Given that an 87-year-old woman and a pregnant woman can be beaten by police is it any wonder that young Black men, illegally targeted for stop and frisk and harassment, would choose to run, whether they were guilty or innocent.
In Freddie Gray’s case nothing was found on him that would appear to justify the focus of police officers. He was not found carrying weapons nor drugs. He had a small knife that his family insists was of legal size for him to carry.
As the attorney for the Gray family observed, the victim’s problem is that he didn’t run fast enough.
It is common in Black neighborhoods for officers, White officers in particular, feel free to target and terrorize residents. It could be for a perceived slight, it could be from a previous arrest, it could be from a spurned sexual advance or it could be generated by a refusal to sell drugs or engage in crimes for police officers.

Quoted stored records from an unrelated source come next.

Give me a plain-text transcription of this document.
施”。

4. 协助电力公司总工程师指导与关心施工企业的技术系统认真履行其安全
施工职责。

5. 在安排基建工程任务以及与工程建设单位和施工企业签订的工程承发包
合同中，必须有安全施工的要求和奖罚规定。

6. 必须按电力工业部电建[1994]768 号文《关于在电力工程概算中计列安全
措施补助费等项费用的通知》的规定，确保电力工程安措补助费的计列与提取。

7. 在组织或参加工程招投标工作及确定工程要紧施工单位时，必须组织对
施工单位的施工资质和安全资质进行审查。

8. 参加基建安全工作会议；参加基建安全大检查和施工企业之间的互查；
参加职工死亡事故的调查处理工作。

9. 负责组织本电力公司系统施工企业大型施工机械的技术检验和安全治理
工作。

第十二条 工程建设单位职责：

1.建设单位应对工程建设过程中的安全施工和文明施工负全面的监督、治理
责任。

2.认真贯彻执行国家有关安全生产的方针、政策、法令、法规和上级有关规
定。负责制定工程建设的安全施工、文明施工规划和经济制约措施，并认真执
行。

And while White analysts and White journalists can pontificate about the hazards of police work and the dangers of ghetto life, it is Black people who suffer daily humiliation and daily subjugation who know the smothering reality of life under legalized racial oppression with nowhere to run.
Egregious assaults captured on videotape, eyewitness testimony, records of multiple abuses by police officers, public protests, pray-ins, candlelight vigils and federal investigations don’t guarantee charges–let alone a small thing called justice.
The question isn’t whether police officers had a reason to chase Freddie Gray. The question is why did he feel a need to run for his life?